The majority of inventory in retail stores is carried in a form of shelving construction utilizing gondolas or trays for the products. Such format has changed little over the years. A floor platform supports a vertical upright backing board which defines the gondola. The gondola includes vertical weight-supporting uprights having a plurality of vertical slots. The slots and uprights are adapted to support shelving and other elements in or on which merchandise is placed for display. While such gondolas are typically employed for the display of goods directly on the selling floor, similar structures are employed in freezer cases and the like for the display and storage of refrigerated goods.
Such gondolas are required to display and support an ever increasing number of products in a staggering assortment of packaging and in an ever decreasing amount of space. However, the current gondola shelving systems typically use space relatively inefficiently and are ill-equipped to handle a variety of products. The result is that there is typically not enough gondola space available to keep and display all the desired products neatly and efficiently.
Conventional gondola shelving generally consists of a horizontal shelf panel supported by outwardly-extending brackets connected to vertical supports.

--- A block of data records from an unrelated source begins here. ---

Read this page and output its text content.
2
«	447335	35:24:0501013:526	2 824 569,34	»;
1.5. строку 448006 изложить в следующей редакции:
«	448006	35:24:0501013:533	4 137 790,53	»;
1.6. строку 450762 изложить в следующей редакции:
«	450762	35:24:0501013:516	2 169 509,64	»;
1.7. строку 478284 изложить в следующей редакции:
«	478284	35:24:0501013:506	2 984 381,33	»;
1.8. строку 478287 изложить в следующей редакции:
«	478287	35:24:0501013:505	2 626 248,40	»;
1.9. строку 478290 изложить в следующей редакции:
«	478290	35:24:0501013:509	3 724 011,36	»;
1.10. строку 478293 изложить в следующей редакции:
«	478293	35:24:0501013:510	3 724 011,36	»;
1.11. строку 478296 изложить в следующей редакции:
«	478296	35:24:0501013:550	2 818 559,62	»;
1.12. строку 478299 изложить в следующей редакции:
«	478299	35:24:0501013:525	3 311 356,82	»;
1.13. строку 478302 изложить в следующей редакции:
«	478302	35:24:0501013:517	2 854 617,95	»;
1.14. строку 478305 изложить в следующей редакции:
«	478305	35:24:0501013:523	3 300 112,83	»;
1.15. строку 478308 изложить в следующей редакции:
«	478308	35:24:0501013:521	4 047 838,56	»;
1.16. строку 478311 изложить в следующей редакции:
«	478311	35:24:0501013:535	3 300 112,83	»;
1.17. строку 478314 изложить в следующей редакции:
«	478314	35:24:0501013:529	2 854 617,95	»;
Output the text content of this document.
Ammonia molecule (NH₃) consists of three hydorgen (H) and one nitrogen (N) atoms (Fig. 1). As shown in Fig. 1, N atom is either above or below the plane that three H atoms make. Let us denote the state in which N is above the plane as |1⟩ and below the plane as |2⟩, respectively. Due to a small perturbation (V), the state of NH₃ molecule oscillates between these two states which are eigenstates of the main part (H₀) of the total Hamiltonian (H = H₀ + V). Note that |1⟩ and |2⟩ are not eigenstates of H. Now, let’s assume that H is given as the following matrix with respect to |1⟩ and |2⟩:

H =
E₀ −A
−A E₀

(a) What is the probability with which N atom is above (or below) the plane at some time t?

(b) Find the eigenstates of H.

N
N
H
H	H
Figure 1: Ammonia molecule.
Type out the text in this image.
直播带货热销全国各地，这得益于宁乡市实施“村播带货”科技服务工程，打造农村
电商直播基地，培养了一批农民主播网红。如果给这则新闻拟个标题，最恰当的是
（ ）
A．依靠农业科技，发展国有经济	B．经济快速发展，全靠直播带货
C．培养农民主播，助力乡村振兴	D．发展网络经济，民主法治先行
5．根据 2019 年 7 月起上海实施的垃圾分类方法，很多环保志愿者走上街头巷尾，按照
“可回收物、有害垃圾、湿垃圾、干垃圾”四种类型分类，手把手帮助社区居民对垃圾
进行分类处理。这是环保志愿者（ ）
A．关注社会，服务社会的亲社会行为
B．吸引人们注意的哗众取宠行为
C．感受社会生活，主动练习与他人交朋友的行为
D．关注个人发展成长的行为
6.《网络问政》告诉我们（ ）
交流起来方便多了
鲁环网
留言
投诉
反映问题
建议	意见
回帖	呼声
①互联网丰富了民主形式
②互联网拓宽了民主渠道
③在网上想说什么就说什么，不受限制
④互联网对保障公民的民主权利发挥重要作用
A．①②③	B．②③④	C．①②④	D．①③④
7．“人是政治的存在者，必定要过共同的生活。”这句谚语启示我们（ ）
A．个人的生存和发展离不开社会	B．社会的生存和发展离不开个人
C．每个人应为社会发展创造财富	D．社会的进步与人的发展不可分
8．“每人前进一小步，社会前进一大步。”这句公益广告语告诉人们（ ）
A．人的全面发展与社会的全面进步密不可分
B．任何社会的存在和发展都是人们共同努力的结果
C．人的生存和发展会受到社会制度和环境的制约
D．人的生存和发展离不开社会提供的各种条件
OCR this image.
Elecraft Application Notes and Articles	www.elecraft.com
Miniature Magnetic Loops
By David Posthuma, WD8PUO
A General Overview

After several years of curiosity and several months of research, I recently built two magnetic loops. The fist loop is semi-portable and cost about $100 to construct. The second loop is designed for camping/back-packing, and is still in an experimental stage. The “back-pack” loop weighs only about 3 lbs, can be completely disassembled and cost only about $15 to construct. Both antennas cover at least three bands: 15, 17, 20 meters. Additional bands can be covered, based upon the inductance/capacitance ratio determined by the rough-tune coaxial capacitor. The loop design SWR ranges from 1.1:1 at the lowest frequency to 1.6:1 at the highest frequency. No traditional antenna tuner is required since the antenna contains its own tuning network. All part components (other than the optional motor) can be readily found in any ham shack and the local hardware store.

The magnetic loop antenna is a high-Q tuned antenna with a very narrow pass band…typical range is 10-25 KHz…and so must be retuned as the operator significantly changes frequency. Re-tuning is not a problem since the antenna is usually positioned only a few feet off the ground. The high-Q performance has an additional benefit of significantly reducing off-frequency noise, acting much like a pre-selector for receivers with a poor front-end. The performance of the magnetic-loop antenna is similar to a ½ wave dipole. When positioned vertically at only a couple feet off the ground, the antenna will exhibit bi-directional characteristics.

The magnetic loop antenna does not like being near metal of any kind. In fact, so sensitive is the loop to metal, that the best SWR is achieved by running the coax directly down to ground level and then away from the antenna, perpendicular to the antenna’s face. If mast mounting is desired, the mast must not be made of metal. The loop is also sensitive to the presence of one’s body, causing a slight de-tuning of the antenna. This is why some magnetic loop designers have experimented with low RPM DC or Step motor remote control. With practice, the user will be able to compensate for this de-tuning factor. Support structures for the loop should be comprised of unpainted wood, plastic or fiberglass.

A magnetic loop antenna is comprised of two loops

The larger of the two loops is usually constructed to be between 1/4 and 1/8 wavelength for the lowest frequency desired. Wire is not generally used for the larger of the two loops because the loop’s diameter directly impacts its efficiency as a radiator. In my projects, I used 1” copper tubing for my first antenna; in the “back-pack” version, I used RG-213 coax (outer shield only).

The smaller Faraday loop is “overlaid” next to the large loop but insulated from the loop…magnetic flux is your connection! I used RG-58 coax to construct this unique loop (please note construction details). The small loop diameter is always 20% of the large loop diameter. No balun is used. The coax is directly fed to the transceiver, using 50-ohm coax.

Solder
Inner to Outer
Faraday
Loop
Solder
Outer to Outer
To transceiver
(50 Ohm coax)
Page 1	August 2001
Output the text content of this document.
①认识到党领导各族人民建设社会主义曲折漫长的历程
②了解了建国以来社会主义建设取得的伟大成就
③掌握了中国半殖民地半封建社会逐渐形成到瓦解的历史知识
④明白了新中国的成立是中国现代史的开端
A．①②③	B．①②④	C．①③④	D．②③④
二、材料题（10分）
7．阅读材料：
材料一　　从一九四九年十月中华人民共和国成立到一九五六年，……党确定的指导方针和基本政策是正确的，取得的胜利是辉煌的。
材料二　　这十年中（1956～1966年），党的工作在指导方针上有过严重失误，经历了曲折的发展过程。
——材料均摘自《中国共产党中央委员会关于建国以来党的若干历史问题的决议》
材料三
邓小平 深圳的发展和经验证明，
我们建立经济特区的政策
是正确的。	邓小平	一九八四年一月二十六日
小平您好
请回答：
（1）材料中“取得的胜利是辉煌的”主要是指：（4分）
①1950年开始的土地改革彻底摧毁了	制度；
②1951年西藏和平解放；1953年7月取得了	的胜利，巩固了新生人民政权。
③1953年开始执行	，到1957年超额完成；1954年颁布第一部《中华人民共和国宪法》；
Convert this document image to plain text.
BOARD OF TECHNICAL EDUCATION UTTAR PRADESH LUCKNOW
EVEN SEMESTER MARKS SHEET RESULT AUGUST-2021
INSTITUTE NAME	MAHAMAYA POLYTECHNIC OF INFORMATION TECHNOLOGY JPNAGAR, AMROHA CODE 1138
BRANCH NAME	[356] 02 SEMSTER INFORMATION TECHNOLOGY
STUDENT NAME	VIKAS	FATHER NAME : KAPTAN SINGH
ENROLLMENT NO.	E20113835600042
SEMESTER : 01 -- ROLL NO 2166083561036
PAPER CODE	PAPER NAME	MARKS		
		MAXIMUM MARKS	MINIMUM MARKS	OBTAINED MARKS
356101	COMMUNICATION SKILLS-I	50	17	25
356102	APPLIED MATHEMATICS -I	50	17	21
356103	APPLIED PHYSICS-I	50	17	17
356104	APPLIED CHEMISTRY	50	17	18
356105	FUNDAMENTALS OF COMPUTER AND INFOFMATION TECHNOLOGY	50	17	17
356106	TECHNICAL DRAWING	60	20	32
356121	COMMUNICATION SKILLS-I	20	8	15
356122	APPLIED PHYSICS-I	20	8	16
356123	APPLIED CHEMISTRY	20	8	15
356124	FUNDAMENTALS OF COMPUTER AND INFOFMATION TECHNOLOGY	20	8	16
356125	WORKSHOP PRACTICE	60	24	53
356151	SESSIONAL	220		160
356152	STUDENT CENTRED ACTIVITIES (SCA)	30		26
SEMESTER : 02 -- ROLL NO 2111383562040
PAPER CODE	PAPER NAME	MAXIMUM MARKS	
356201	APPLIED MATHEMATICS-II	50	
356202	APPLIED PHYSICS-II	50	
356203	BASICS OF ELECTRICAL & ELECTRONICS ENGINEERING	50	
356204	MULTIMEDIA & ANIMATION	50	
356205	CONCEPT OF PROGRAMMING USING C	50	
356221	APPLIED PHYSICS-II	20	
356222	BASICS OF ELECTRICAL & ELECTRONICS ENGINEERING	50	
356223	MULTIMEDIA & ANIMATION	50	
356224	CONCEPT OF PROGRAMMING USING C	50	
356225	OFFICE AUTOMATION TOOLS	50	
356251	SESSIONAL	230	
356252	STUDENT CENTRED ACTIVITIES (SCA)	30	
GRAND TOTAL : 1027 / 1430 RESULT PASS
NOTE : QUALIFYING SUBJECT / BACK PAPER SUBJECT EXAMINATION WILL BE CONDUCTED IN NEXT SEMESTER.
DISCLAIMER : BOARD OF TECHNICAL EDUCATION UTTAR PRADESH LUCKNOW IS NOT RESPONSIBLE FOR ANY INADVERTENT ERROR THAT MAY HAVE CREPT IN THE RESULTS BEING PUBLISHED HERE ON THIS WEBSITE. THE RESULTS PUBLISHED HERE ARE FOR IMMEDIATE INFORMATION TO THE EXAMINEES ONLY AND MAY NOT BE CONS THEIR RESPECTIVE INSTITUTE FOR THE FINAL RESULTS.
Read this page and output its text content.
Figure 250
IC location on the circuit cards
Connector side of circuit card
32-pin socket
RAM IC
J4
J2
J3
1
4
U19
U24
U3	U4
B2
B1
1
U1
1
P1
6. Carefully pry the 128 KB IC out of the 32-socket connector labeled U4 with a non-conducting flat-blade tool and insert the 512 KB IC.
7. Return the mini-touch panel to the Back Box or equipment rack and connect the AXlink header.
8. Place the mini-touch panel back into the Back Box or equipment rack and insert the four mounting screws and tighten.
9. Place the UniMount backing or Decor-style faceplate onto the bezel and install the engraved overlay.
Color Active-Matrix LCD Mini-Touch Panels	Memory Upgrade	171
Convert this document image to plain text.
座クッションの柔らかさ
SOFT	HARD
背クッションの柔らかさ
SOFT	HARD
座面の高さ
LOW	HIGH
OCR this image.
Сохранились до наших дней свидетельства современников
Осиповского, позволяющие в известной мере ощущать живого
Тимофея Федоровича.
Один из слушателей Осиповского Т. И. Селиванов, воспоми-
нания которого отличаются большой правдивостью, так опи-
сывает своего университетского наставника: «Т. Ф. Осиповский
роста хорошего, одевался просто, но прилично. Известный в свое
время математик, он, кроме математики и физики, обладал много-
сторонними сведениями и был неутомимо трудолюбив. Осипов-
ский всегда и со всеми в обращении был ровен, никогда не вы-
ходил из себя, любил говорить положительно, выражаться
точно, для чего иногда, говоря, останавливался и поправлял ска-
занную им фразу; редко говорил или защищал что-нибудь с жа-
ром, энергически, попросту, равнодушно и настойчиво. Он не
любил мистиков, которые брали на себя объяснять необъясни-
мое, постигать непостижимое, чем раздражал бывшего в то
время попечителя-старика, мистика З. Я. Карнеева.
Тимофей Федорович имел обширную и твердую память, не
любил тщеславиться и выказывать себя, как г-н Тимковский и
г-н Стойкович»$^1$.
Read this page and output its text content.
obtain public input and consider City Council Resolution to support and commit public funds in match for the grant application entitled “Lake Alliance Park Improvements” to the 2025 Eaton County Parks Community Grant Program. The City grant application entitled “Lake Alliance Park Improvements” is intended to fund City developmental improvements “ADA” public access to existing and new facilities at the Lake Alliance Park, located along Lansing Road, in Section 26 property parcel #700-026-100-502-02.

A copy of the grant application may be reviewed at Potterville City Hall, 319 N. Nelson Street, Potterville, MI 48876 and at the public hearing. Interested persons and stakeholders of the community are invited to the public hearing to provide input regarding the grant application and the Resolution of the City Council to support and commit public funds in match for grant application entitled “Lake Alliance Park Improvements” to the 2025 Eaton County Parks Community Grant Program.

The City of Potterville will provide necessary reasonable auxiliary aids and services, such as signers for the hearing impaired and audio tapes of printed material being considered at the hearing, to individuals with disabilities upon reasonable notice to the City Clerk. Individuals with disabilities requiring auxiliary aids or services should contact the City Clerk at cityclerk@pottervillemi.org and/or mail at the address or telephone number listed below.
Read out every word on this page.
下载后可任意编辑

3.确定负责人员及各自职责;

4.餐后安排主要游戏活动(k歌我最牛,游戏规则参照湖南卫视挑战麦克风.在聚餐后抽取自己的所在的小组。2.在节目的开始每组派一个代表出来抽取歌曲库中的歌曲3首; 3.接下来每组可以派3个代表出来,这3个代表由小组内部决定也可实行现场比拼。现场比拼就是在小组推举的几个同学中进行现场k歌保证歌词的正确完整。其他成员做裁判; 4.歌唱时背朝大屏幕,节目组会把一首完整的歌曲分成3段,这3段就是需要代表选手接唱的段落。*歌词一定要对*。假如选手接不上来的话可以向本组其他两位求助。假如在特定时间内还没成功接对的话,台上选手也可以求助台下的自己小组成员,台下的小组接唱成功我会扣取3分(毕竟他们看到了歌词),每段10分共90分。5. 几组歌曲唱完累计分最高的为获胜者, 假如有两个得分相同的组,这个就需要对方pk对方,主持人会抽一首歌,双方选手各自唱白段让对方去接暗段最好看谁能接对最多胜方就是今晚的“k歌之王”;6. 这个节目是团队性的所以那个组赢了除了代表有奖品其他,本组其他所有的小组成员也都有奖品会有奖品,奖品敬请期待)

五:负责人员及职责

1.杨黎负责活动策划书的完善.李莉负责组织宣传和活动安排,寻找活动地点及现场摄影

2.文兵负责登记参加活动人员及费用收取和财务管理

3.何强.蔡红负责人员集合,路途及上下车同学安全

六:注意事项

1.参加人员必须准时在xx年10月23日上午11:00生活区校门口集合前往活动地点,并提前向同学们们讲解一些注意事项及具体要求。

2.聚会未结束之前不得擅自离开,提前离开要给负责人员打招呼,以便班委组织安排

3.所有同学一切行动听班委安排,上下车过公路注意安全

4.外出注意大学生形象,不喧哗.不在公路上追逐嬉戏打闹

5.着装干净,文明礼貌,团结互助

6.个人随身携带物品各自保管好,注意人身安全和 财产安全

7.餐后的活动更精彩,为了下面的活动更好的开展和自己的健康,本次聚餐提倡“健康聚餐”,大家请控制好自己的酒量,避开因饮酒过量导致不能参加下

To reduce their weight and cost, such shelves are often constructed with a relatively thin upper panel, sometimes formed of sheet metal. Since such panels are usually not strong enough to support any significant amount of weight, or sometimes even their own weight, additional support must be provided for the panel.
In some shelving systems the additional support and stiffening of the panel is provided by two channel members connected to and extending underneath the panel between the outwardly-extending brackets. This method is somewhat effective. However, the channel members extend a significant distance below the bottom of the panel thereby increasing the thickness of the shelf and decreasing the useable space and efficiency of the gondola.
Support and stiffening of some shelving systems is, in some cases, also provided by downwardly-extending front and/or back shelf-lips, oriented perpendicular to the panel surface, i.e., normally vertically. Such lips can increase the rigidity of the shelf, however, they can interfere with the stocking and removal of items on a shelf immediately below and can therefore require additional spacing between adjacent shelves. This results in the decrease in useable space and efficiency discussed above.
Furthermore, conventional gondola shelves are not designed to be incorporated in shelving systems which are adaptable to products having varying sizes and shapes.
Therefore, what is desired is a shelving system which is of a light-weight and economical construction which is rigid and able to support a significant amount of weight and which has a low profile such that it can be incorporated in a gondola system adapted to efficiently display products of varying sizes and shapes.